Конрад тянул себя за бороду, пытаясь вообразить сие невероятное зрелище. Тучный историк был не из тех, кто станет подвергать себя опасности или, коли на то пошло, «бегать» куда бы то ни было. Кажется, забрезжила надежда.
– Салимбене бы не сбежал, если б оставалась возможность спасти хронику Лео, – задумчиво проговорил Конрад. «Ради такой рукописи он бы, пожалуй, рискнул жизнью. И мог даже украсть ее, чтобы заполнить пробел, зияющий в истории ордена».
– Догадываюсь, что, исчезнув, он прихватил ее с собой, – продолжал отшельник, с силой ударив кулаком о ладонь. – Мог сам и поджечь, чтобы скрыть кражу.
– Я, вообще-то, хочу надеяться, что ты прав, – отозвалась Амата. – Мы бы знали тогда, что где-то рукопись существует.
– Скорее всего, в одном из шкафов фра Лодовико. Орден слишком дорожит своей историей, чтобы уничтожить воспоминания Лео. – Конрад обвел глазами почернелые стены. – Значит, еще не время, – подытожил он свои размышления. – В свой час Господь наш явит эту рукопись.
Произнесенные слова навели его на новую мысль. Быть может, то же верно и в случае с проказой Франциска? Может, Бог еще не счел своевременным обнародовать его открытие? Не для того ли Джироламо просил его выждать две недели, чтобы он примирился с этой мыслью? Он уже не был уверен ни в чем, кроме своей неуверенности, тяжело лежавшей у него под ложечкой, как непереваренное жаркое.

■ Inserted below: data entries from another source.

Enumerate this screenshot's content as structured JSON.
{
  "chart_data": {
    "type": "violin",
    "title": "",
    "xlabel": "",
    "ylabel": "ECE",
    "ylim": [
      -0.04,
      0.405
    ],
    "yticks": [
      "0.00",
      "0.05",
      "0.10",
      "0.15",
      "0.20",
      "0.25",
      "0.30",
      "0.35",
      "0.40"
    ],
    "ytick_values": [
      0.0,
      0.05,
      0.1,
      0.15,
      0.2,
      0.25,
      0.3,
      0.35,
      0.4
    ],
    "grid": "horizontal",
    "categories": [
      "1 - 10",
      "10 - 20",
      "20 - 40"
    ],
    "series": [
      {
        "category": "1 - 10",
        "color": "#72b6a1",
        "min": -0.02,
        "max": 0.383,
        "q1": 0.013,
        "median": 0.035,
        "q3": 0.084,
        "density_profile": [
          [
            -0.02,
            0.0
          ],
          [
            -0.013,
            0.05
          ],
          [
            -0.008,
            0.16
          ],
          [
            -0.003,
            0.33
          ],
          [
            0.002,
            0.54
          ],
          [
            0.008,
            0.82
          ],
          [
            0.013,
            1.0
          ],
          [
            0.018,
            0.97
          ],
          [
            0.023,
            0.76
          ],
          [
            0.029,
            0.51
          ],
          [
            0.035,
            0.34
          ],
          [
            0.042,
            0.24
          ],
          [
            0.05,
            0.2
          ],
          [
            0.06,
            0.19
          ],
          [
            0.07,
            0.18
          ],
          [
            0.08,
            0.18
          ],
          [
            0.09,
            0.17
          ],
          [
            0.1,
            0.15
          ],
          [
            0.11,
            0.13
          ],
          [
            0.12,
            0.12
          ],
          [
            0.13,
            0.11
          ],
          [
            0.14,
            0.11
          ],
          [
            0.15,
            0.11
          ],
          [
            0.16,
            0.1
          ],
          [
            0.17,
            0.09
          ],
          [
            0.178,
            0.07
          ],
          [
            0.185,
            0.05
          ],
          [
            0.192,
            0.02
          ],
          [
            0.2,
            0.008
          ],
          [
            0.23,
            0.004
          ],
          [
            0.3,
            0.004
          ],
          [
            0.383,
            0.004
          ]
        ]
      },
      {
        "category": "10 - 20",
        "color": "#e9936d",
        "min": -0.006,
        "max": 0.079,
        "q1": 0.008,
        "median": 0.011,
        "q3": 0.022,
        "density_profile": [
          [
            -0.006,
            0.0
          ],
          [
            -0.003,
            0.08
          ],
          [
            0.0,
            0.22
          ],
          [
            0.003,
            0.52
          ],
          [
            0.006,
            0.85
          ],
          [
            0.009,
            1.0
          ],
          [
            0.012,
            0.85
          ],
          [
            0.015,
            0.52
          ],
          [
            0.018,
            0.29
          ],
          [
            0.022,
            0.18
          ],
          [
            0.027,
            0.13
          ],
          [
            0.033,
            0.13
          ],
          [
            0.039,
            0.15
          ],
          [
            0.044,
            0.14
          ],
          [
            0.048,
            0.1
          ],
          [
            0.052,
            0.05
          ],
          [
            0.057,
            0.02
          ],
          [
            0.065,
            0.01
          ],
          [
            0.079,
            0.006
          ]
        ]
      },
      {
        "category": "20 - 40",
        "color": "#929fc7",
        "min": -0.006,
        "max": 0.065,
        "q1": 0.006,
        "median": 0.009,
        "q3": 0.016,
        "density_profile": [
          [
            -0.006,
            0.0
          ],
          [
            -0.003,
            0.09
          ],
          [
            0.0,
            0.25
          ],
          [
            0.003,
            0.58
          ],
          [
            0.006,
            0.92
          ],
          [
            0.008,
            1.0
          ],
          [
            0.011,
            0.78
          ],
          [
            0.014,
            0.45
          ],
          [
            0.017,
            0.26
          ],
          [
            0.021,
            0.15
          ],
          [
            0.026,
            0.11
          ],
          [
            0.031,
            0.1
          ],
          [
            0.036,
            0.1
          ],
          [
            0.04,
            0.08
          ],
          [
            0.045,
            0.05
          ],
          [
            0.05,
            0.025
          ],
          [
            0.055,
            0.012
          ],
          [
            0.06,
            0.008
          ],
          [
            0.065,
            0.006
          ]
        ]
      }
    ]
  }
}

– Есть и другая новость, – робко заговорила Амата, и по ее лицу Конрад угадал, что новость хорошая.
Он улыбнулся:
– Объявился твой купец?
– Еще лучше того, – Амата. – в позапрошлое воскресенье огласили в церкви предстоящий брак. Хотим, чтобы ты нас обвенчал, ведь ты-то и свел нас вместе.
Конрад подсчитал на пальцах.
– Оглашение нужно повторить еще два раза. Последний выпадает на воскресенье перед...
– Перед праздником Святых Стигматов, праздником дяди Орфео, – подхватила Амата. – Мы уже сообразили. Орфео считает, это самый добрый знак – что венчание совпадает с датой главного чуда, посланного его дяде Франческо. Говорит, мы можем притвориться, что все украшения и песнопения – в нашу честь. И уж конечно, святой Франциск благословит наш брак множеством детей.
Конрад больше не улыбался, но оставил при себе свои сомнения. Вот и первое испытание обещания, данного им генералу ордена. Он просто кивнул:
– Стало быть, в день празднества Святых Стигматов. Поглощенная радостным волнением, Амата не заметила, как переменилось его лицо.